Террористы и охранка | страница 30



Но какой характер должен был иметь этот суд? Центральный комитет некоторое время колебался между двумя формами: вначале предполагался третейский суд, назначенный по выбору с обеих сторон, потом предпочтение было отдано суду чести, все три члена которого должны были быть назначены центральным комитетом.

Это решение ЦК стало известно Бурцеву только к концу сентября. Раздраженный бесконечными затруднениями, оговорками, проволочками, он 20 сентября послал центральному комитету корректурный лист заявления, которое он намеревался выпустить только в нескольких экземплярах и в котором он кратко формулировал свои обвинения против Азефа.

Он просил указать ему те изменения, которые ЦК найдет, может быть, нужным сделать в тексте. Он требовал, чтобы документ не был сообщен Азефу. Ему ответили, что его условия неприемлемы[21]. Одновременно с этим он получил извещение о том, что суд соберется в самом ближайшем будущем.

Центральный комитет был твердо уверен, что на первых же заседаниях невинность Азефа ярко обнаружится в глазах всех и Бурцев будет осужден за клевету.

Но не таково было мнение самого Бурцева. После неимоверных усилий, после всех пережитых волнений, тревог, несмотря на насмешки и издевательства слепых приверженцев Азефа, на недоверие одних и третирование в шпиономании других — Бурцев, наконец, добился суда, а следовательно, серьезного расследования дела. Правда, его еще ожидали тяжелая борьба и действительные, не воображаемые опасности, но развязка была близка…
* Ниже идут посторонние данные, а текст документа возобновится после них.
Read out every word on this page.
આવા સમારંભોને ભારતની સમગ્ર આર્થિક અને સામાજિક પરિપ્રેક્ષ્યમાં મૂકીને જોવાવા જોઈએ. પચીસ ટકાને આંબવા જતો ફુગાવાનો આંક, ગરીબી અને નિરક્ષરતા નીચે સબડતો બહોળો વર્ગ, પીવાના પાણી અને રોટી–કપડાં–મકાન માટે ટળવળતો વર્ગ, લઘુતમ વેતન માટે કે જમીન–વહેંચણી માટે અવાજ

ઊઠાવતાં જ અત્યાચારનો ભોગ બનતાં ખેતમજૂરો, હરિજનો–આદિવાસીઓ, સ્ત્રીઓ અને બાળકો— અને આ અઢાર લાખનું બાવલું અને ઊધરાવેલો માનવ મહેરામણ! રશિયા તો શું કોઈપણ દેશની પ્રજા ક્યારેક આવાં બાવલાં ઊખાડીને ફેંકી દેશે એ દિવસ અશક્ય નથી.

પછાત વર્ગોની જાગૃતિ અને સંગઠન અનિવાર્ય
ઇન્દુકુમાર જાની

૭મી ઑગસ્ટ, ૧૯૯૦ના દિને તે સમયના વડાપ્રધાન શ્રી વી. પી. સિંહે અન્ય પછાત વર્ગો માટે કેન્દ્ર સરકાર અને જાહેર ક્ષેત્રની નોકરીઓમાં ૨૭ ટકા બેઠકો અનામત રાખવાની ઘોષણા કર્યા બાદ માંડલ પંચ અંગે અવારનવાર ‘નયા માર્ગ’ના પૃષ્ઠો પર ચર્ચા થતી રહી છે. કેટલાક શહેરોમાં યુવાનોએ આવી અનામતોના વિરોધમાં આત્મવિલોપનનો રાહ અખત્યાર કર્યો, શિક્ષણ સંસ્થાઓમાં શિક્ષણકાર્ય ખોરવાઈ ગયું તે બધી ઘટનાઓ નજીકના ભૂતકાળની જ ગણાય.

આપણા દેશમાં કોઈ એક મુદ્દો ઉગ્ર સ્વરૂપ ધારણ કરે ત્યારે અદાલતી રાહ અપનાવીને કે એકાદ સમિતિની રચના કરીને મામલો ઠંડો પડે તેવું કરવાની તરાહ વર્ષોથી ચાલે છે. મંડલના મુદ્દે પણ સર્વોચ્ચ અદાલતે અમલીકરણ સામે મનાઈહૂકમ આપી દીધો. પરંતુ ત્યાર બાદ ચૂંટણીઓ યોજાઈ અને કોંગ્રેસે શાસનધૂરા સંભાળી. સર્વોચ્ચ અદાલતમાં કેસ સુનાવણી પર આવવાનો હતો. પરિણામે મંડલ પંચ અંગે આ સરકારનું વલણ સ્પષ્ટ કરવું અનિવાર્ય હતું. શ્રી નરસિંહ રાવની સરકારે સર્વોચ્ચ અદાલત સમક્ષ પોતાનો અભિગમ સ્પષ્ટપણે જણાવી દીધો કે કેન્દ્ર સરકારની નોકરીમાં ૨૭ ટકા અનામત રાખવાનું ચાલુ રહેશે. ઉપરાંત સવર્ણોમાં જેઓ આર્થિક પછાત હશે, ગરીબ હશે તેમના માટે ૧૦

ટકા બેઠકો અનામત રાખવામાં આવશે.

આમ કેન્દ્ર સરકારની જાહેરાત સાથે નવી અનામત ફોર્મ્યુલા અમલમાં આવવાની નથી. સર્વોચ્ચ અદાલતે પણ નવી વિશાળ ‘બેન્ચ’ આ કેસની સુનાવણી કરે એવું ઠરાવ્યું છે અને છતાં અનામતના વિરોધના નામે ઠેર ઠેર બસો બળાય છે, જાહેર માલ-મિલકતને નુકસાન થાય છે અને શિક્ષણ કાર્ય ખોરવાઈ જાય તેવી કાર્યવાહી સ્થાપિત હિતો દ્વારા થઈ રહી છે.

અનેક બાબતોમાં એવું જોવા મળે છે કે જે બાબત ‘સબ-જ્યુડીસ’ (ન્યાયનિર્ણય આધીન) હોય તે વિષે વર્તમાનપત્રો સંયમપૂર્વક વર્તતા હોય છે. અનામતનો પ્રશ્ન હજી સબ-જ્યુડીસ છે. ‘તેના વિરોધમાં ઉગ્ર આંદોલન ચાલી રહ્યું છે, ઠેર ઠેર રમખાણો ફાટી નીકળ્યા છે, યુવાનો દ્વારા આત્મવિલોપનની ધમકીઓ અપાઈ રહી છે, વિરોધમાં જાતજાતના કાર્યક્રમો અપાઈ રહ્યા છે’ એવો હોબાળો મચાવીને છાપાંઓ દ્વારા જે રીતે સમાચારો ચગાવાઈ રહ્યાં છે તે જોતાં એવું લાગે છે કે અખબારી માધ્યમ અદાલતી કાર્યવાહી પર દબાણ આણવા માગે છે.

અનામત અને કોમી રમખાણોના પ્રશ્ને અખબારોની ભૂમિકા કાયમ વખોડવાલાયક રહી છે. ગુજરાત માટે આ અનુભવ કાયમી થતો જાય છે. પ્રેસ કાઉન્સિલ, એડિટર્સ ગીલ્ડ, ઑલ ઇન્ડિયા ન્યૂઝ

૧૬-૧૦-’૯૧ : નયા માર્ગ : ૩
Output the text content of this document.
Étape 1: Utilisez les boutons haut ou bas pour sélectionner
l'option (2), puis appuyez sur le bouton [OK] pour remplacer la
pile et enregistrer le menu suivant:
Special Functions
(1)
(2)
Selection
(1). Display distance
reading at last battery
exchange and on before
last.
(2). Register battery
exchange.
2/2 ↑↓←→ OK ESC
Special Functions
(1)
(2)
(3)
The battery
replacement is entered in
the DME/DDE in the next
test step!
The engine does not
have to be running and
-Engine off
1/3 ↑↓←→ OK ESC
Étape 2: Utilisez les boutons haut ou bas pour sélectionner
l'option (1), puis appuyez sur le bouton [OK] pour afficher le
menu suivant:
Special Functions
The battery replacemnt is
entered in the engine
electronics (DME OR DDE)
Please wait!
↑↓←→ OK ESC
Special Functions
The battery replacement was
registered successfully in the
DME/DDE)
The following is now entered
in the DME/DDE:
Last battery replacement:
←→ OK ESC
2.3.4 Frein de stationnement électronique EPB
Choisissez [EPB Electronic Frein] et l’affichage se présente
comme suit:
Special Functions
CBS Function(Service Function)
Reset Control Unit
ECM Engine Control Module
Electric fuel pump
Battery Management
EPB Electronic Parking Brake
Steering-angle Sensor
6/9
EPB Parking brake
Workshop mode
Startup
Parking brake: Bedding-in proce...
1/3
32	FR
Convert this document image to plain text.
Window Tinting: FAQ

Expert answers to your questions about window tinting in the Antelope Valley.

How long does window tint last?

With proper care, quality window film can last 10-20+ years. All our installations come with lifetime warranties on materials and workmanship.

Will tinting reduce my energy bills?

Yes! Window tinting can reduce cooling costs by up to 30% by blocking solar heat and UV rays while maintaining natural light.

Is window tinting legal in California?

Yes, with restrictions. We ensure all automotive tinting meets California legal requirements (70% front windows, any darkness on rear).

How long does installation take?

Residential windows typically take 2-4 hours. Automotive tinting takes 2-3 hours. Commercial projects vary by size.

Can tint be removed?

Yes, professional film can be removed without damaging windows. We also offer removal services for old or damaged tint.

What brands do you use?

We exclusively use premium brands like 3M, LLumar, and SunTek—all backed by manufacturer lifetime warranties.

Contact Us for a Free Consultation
Чтобы дать себе явный отчет о реальных опасностях, которые грозили тогда Бурцеву, нужно вспомнить, что в среде приверженцев Азефа и ЦК о нем открыто говорили как о человеке, находящемся «в сношениях с департаментом полиции», который пользовался им как орудием, допуская, однако ж, что он мог также быть сам жертвой полицейской интриги… Нападки на него переходили иногда в прямые угрозы террористической расправы…

Глава II

Евно Азеф

Вскрыть психологическую сущность такого необыкновенного авантюриста, как Евно Азеф, который в продолжение чуть ли не четверти века сумел с таким искусством носить свою личину, что даже самые близкие друзья его до конца не догадывались, какова была настоящая его личность, — задача нелегкая, почти невозможная. Из заговорщицкого омута, где преступление так чудовищно переплелось с подвигом, на нас всегда будет загадочно выглядывать эта маска двуликого Януса провокации и террора, идола охранников и идола революционеров, перед которым благоговели и преклонялись и те и другие. Тайна той безграничной веры, которую он — воплощение лжи и бездушия — внушал одинаково и вождям партии, и членам правительства, тайна того личного влияния, которое он, лишенный всяких, нравственных устоев, оказывал на людей, стоявших на недосягаемой нравственной высоте и часто Далеко превосходивших его в умственном отношении, не может быть объяснена одними внешними особенностями его полицейско-террористической карьеры. Но к этому вопросу — кто же такой собственно был Азеф? — мы еще неоднократно вернёмся. Большинство партийных деятелей, лично сталкивавшихся с Азефом, сохранили о нём воспоминания как о человеке скрытном, замкнутом, угрюмом и молчаливом. На частных собраниях он лишь изредка, и то неохотно и вскользь, вставлял свое слово; на все вопросы отвечал коротким обрывистым «да» или «нет», точно ему досадно было нарушить свое сосредоточенное молчание, в которое он спешил вновь погрузиться.